Do you now if the attached Super Region Poly works for ArcMap 10.3.1?  Joe

0 Kudos
DavidMedeiros
Occasional Contributor III
Well it turns out I have two variations on this problem that need to be addressed; one involves getting single overlap polygons that inherit the unique species ID from the input polygons (as already described above). The other version is to get overlap polygons that sum the values of one field from the input polygons, and I think I managed to do this today. Here's the work flow:


add original polygon layer
[union] polygons, keeping all attributes (stacks identical polygons)
open table to union layer
add 3 new fields; x_coord, y_coord & xy_id
calculate geometry for x & y coord fields
create UID by concatenating coordinates into the xy_id field
[dissolve] union layer on xy_id; use a sum statistic operation during dissolve to sum selected values of stacked polygons (in this case the "count" field)
output layer polygons are single non stacked polygons of the overlap and non overlap areas with a count sum from all identical polygons in its stack

Does that seem right? It worked on my very basic sample file.

For the other issue, retaining unique species info and concatenating into one field for the dissolved stack I found the link below. Will try later, not sure how complex the species data is (still have not interviewed the student).

http://forums.arcgis.com/threads/12637-Union-intersect-Concatenate
0 Kudos
DaleHoneycutt
Regular Contributor
The way to do this is with the "Spaghetti and Meatballs" technique.  This technique is in the UC presentation http://resources.arcgis.com/gallery/file/geoprocessing/details?entryID=6D00A1DF-1422-2418-7FB1-4720F....  Spaghetti and Meatballs works like this:

  1. Use the Feature To Polygon tool; input your feature class containing the overlapping polygons.  The tool will output a new feature class with non-overlapping polygons.  Essentially, your input is the 'spaghetti', and Feature to Polygon will turn this spaghetti into polygons.

  2. Now create the 'meatballs'. Run the output of Feature To Polygon input Feature To Point.  Be sure to check the "Inside" option.  What this does is create a point feature class of polygon centroids.  Each point has the object ID of the input polygons so that you can relate these back to the input polygons.

  3. Intersect the meatballs (the centroids) with the original overlapping polygons.  The output will be a new point feature class.  There will be one point in the output feature class for each polygon that overlays the point.

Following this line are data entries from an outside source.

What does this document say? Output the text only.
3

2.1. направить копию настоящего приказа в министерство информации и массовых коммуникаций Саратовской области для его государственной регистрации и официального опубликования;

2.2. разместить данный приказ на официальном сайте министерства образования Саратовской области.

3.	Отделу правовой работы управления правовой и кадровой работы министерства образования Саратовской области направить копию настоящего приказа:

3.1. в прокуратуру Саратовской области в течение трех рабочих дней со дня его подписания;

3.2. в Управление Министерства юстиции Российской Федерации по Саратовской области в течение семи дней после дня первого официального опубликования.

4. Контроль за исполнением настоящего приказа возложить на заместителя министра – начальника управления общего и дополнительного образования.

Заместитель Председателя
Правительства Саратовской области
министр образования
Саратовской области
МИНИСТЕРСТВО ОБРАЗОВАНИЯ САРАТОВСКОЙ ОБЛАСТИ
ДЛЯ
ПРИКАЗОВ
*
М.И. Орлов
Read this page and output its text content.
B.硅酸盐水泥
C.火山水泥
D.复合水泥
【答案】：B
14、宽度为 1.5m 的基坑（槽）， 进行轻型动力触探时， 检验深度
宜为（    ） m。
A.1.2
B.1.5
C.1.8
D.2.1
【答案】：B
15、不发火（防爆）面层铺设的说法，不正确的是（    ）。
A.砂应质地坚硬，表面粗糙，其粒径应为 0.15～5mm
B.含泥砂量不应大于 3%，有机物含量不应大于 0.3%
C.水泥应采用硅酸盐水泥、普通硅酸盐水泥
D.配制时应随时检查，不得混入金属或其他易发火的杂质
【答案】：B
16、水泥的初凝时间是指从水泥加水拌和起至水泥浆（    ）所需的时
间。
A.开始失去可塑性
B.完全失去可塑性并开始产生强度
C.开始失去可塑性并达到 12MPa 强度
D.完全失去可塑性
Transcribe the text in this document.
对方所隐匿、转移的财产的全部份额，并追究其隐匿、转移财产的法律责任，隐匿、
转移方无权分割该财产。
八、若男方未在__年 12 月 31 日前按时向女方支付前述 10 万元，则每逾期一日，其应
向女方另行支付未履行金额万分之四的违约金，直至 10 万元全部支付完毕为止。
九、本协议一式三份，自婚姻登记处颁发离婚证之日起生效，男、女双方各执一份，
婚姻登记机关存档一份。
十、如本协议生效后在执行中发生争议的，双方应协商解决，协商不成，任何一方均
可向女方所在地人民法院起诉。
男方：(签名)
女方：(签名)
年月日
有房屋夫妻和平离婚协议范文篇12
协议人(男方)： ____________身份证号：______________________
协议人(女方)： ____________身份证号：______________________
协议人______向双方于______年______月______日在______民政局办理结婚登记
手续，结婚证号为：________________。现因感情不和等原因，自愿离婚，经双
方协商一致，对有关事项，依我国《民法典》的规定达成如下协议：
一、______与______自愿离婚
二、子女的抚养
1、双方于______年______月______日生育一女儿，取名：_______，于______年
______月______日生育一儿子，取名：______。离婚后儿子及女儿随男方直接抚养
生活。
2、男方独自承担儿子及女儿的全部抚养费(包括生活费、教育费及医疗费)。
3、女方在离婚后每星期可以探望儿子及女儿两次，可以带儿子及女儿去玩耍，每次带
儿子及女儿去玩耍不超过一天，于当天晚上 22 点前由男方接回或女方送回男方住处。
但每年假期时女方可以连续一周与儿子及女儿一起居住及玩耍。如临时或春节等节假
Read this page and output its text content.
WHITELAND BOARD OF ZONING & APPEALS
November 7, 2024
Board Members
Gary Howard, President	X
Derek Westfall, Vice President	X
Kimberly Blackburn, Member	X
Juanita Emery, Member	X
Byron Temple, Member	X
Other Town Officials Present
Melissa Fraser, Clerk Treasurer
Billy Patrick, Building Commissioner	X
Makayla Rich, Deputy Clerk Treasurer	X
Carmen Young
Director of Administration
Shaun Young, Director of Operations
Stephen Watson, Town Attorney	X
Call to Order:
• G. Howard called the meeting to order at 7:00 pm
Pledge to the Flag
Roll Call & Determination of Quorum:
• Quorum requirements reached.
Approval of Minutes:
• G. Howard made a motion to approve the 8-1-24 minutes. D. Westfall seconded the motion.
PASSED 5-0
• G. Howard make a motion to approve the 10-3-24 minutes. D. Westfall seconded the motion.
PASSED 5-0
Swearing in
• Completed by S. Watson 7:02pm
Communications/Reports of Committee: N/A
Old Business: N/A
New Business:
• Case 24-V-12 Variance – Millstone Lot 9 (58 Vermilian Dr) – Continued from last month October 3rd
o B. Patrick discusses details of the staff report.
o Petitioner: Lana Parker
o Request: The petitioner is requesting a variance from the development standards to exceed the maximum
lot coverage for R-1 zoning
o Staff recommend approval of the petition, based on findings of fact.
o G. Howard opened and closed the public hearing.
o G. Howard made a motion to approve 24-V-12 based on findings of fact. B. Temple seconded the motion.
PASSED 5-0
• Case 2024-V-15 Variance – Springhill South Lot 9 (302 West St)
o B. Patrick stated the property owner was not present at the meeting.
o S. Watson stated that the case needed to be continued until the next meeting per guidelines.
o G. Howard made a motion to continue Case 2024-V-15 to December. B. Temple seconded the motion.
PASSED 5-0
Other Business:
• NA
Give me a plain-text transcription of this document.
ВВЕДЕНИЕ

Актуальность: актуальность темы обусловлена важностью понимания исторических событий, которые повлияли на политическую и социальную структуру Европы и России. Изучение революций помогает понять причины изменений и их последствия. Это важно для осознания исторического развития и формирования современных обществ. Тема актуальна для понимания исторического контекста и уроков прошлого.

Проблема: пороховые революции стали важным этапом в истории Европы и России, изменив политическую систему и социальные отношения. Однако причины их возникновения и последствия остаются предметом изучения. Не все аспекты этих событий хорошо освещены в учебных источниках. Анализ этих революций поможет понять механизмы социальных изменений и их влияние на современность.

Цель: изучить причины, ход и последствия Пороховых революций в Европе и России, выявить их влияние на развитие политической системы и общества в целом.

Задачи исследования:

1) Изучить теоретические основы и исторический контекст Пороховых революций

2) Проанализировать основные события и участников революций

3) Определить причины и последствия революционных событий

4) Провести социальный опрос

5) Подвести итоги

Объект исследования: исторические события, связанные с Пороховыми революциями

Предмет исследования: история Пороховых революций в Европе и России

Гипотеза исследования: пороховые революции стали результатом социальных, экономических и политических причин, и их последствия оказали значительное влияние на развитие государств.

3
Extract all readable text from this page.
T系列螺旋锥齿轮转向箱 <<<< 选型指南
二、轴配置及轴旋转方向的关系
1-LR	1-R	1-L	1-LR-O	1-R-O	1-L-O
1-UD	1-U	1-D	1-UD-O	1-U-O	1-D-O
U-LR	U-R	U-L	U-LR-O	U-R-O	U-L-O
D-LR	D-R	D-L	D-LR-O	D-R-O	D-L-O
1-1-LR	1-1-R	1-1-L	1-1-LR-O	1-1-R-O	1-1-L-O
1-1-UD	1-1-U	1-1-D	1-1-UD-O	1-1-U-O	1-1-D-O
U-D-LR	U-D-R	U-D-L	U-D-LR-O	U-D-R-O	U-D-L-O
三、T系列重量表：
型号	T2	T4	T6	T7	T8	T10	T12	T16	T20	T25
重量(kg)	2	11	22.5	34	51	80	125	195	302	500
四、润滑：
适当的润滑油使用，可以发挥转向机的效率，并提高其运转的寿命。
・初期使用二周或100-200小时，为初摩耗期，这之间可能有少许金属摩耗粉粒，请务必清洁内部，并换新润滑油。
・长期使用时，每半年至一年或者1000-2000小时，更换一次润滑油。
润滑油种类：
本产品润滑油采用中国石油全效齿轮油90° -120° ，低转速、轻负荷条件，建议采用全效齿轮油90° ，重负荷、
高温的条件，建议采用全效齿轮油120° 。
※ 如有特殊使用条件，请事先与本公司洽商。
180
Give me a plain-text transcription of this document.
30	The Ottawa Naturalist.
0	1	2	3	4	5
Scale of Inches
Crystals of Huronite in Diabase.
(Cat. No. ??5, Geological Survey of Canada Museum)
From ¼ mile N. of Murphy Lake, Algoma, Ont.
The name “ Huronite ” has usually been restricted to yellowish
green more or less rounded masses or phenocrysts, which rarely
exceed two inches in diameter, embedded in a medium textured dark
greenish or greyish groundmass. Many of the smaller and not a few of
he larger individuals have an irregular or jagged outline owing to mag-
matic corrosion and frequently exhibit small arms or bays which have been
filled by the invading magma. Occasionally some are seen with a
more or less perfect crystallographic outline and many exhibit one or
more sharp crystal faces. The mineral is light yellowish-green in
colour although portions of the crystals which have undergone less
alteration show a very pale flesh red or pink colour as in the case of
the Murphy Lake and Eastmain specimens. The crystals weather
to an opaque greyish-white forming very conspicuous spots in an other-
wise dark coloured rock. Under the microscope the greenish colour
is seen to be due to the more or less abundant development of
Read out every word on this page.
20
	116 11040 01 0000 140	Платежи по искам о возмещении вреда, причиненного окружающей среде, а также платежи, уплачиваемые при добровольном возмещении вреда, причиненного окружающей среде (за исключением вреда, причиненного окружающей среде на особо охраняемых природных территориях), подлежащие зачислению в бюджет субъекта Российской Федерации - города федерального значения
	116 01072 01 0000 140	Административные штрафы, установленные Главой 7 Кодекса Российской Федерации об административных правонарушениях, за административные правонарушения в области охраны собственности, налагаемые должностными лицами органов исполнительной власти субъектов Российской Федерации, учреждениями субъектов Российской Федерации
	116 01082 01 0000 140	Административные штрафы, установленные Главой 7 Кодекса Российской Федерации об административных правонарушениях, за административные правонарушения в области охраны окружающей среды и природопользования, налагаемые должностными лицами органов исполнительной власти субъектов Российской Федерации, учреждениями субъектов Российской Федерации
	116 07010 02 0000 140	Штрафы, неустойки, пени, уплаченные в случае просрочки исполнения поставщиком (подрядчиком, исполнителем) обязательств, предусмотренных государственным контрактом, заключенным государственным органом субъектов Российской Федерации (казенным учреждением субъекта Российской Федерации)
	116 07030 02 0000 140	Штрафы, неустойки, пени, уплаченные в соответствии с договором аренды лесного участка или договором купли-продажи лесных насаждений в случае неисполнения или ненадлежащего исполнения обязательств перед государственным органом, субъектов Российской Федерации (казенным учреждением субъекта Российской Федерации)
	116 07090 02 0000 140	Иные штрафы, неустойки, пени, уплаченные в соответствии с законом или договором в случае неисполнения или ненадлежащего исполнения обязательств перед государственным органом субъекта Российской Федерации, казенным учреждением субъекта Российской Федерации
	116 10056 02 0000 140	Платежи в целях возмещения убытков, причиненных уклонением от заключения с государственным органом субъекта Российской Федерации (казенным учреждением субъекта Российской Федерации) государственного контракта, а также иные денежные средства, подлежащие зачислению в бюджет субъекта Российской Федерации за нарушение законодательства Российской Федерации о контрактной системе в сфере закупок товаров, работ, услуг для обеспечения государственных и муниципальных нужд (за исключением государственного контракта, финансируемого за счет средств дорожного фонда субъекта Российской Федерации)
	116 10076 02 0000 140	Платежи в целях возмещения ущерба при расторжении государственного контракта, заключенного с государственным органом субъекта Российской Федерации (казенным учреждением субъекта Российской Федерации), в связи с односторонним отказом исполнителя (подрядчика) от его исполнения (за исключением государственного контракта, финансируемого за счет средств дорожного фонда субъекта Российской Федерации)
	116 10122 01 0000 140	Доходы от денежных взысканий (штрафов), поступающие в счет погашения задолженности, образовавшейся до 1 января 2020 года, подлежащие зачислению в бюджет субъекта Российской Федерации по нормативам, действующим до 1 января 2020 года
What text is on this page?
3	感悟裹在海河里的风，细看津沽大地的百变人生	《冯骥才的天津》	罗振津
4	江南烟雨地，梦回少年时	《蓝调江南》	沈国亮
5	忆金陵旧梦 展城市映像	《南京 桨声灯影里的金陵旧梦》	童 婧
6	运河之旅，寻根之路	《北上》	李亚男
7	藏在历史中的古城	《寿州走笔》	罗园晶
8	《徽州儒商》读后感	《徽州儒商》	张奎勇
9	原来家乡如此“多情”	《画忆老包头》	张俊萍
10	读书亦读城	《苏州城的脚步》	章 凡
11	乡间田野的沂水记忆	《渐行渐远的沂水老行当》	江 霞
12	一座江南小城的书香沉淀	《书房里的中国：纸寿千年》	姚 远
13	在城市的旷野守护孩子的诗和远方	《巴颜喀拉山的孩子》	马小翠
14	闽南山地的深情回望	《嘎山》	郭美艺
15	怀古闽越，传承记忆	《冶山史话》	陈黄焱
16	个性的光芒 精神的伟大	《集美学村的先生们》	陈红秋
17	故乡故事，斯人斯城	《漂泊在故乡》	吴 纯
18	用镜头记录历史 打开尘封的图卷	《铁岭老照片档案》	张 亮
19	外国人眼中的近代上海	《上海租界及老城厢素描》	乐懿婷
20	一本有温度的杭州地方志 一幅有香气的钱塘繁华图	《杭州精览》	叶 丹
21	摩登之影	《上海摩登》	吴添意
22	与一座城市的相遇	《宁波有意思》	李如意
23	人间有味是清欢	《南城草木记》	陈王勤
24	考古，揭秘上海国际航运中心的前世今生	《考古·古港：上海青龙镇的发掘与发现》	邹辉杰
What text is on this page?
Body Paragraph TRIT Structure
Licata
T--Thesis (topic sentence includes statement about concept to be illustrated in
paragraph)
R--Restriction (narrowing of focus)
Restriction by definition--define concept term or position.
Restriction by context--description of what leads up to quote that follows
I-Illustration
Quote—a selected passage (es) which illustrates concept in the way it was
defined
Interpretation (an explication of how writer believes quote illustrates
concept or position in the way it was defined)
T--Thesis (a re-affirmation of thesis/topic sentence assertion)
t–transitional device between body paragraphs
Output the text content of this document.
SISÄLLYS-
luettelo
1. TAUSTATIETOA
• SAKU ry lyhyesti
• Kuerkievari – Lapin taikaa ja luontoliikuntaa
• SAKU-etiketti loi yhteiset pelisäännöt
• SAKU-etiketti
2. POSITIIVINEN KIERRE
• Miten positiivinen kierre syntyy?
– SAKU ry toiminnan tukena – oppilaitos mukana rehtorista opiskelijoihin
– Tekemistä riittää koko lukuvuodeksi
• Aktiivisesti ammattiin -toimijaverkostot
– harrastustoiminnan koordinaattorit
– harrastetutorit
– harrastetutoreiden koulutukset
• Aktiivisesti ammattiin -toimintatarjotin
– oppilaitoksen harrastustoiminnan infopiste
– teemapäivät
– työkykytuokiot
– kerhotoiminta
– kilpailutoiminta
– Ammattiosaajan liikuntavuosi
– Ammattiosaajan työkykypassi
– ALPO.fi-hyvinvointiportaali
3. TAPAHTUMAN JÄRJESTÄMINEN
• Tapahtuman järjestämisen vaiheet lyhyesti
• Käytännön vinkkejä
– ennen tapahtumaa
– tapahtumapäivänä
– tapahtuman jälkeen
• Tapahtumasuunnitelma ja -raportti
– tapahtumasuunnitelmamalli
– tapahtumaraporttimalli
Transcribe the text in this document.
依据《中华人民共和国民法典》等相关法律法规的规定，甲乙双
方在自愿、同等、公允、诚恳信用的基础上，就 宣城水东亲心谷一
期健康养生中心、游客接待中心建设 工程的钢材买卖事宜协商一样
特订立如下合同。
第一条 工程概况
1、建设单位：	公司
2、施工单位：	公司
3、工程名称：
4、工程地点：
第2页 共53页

  4. Summarize the points output from Intersect.  What you're doing is reducing the multiple points per polygon into one point, summarizing fields as you do.  I can't tell you exactly what to do -- it depends on your attributes.

  5. Join the summarized points (the meatballs) back to the non-overlapping polygons.


The download has a couple of models that show this technique, and the slides detail it further.

I sure hopes this helps... I've been meaning to blog about this, but 10.1 keeps getting in my way!
Thanks, Dale
0 Kudos
DianeMcConnaughey
Occasional Contributor
I am unable to find the "Spaghetti and Meatball" link described in this forum, but I did try the summary of it.  I probably did something wrong along the ways.  The output is slightly different than another method described  http://forums.esri.com/Thread.asp?c=93&f=987&t=282764&mc=8 in which you unioned the feature with itself, added XCOOR, YCOORD fields, concatentated those into a new field, summarized the concatenated field, and joined it back to Union poly.  The second method seem to produce a correct result when compared against the original feature with the overlapping polygons.